We'll be coming from an '80s model wood stove as primary heat.  It eats a LOT of wood.  Based on what I'm seeing, I wont be consuming much more wood than I already do.  (A heaping wheelbarrow per day).  Think my consumption will be similar?

Those with OWBs..   what do you fill the boiler with?  Our tap water sucks.  Would distilled be OK?

Thanks for the input.  I'm a boiler newb.


----------



## andym (Feb 19, 2021)

Mr4btTahoe said:


> Hey guys...
> 
> So my wife and I are strongly considering stepping up to a CR 7300E outdoor boiler/gasifier for heating our home, shop, and domestic hot water.  We were looking at both the 7300e and the CB 560 Titanium.
> 
> ...


I have no experience with either one, but did research them a little at one point.
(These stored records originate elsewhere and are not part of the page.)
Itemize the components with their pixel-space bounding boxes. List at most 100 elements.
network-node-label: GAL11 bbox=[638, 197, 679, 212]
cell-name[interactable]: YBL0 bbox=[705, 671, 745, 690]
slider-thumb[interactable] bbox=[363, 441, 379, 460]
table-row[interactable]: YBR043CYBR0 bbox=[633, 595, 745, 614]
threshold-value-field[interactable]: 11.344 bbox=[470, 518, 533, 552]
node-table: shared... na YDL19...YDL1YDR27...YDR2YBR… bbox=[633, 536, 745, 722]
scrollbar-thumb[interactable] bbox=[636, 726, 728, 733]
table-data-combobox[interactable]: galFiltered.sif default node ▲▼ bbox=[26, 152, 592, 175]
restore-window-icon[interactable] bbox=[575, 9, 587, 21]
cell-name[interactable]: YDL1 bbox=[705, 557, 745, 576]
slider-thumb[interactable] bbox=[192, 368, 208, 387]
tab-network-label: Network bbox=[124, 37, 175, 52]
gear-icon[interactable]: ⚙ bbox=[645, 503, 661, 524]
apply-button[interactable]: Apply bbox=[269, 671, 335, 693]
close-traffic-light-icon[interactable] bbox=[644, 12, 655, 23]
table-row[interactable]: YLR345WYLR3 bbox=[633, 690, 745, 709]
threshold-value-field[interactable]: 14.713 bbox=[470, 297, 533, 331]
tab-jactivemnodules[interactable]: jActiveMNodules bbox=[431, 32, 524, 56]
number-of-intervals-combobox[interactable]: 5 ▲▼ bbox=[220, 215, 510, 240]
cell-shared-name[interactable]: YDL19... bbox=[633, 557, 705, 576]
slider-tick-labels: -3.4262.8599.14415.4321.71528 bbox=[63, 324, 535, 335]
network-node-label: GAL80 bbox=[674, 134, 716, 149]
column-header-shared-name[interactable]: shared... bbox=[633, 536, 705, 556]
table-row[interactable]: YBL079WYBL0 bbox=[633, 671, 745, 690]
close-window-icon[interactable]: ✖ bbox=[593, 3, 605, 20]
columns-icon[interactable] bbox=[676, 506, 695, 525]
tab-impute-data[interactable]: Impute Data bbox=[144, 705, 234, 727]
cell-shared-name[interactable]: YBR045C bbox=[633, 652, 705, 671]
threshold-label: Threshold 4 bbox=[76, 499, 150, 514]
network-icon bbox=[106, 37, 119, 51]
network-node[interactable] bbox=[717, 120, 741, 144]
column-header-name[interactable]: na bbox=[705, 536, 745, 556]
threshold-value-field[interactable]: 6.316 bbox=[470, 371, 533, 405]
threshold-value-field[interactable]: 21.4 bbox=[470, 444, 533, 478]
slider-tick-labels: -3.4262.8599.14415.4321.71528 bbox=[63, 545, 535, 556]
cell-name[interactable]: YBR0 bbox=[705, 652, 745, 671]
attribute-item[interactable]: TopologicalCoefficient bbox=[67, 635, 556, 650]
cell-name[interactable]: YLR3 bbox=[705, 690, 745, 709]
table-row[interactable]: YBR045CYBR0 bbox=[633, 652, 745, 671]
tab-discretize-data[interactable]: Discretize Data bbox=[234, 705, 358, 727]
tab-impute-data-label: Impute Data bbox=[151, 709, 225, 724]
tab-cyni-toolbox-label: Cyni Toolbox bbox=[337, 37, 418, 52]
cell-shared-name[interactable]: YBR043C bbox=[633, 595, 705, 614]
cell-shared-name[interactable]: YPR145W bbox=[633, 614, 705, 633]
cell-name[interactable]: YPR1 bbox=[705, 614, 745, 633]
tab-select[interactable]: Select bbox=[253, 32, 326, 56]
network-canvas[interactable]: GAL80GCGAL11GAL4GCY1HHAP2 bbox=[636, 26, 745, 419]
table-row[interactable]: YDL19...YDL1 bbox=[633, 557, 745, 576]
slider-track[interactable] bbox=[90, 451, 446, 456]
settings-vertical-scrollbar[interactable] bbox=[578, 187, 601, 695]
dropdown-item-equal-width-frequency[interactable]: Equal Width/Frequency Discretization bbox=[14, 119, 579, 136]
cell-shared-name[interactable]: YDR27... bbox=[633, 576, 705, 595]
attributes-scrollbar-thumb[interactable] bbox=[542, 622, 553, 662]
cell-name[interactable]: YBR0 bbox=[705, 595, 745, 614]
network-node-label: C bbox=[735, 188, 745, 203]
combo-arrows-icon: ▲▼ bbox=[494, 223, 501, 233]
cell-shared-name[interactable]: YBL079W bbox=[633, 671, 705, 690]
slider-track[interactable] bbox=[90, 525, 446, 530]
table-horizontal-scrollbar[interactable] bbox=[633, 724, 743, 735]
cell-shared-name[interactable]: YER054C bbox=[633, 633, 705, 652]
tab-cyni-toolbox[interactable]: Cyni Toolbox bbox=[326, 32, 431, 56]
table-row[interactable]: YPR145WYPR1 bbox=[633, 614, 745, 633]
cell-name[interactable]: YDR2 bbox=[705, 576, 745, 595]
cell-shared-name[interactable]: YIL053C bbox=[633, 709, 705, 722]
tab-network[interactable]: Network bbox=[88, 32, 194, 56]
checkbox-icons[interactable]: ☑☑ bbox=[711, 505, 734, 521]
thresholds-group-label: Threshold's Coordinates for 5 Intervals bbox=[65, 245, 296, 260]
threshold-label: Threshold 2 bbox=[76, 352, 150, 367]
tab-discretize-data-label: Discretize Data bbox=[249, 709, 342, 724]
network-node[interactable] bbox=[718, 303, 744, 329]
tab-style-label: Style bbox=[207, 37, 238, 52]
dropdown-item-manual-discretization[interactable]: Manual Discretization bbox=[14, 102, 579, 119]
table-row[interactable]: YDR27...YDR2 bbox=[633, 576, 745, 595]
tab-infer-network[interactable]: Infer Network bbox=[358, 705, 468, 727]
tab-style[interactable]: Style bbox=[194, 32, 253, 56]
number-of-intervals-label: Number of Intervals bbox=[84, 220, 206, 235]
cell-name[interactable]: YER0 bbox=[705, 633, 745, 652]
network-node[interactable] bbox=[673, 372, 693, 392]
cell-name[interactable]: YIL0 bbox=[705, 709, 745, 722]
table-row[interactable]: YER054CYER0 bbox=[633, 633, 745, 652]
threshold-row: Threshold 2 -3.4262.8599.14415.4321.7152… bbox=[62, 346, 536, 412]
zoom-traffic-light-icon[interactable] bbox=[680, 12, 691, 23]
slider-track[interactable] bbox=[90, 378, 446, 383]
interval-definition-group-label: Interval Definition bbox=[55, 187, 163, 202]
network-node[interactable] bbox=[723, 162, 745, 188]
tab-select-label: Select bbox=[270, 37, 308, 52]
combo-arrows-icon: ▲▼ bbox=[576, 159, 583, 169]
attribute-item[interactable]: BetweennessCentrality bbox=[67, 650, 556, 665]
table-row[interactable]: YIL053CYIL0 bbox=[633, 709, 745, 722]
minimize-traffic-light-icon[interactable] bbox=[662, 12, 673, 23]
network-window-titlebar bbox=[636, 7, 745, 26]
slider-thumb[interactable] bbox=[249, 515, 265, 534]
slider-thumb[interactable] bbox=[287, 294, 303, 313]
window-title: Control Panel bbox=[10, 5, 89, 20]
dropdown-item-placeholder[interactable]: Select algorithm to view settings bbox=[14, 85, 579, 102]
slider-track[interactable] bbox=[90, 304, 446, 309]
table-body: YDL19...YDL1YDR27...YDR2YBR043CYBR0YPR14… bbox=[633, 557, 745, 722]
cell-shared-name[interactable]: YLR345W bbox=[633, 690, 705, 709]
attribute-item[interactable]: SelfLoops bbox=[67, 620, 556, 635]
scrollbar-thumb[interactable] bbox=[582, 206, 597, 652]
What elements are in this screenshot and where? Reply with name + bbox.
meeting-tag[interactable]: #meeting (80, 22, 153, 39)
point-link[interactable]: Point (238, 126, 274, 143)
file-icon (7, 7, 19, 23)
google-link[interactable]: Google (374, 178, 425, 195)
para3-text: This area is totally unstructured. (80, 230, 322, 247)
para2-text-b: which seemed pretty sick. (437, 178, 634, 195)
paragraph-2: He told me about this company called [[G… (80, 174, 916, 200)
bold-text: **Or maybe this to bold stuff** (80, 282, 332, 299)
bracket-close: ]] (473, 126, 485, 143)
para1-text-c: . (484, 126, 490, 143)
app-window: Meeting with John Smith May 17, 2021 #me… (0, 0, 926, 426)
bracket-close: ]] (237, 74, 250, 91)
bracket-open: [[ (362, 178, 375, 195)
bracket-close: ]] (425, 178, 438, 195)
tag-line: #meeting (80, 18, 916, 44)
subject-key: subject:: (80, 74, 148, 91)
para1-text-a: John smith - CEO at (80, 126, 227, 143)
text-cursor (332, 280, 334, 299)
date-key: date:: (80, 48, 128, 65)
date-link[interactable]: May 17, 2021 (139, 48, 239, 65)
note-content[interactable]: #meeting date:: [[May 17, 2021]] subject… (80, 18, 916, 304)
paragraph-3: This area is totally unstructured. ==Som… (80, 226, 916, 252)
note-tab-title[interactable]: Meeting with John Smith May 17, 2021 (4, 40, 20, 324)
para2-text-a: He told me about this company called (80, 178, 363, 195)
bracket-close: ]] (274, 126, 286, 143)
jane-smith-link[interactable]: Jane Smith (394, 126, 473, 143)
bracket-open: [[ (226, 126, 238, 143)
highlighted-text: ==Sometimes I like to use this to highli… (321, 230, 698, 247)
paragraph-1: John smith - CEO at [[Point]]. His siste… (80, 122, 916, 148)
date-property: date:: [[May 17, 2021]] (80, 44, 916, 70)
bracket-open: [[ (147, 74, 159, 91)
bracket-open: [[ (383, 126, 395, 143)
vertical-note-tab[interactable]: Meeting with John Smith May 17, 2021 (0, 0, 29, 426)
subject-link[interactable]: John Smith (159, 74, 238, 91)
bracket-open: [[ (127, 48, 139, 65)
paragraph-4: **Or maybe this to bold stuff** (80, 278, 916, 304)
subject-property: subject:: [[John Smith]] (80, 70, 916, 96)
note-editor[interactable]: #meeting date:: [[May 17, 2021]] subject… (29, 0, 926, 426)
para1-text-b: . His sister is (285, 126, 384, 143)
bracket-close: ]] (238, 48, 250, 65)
Two things I would compare: combustion fan, is it forced draft or induced? That makes some difference on smoke spillage when loading. Also: which is easiest to clean?


----------



## E Yoder (Feb 20, 2021)

CB is forced draft, manual scraping on heat exchanger, mild steel water jacket, stainless firebox. Does have monitoring from your phone. 
Crown is all 409 stainless, induced draft, spiral turbulators to scrape ash with external handle. Basic control (no wifi). 

Dealer support would be a major factor in any decision.


----------



## sloeffle (Feb 21, 2021)

If I was to buy a OWB, Heatmaster and Crown Royal would be at the top of my list. I'd pass on CB or Woodmaster since they are essentially the same boiler. There are some good OWB groups on Facebook and there are many horror stories about CB boilers.


----------



## Case1030 (Feb 21, 2021)

Yeah I agree with @sloeffle and would pass on Central Boiler. There cleaning is time consuming and if not done often enough your efficiency really takes a hit.

Also I recently found out this whole "Titanium" deal is a marketing gimmick... kinda says alot about a company. I won't need to go into much deal but to keep it simple add 1% gold and 99% Iron to a pile and label everything as gold enhanced.


----------



## Billyboy (Apr 23, 2021)

I just finished my first heating season with the 7300e CR and I loved it. I heated a detached  2 car garage with a bonus room above and my 2000 sq foot house and only used about 5 1/2 cords of well seasoned hardwood. I kept the garage at 75 degrees and the house at 77 . Cleaning it took about 20 minutes every 4 weeks.
I only kept the garage that warm to see how it would perform the first year.


----------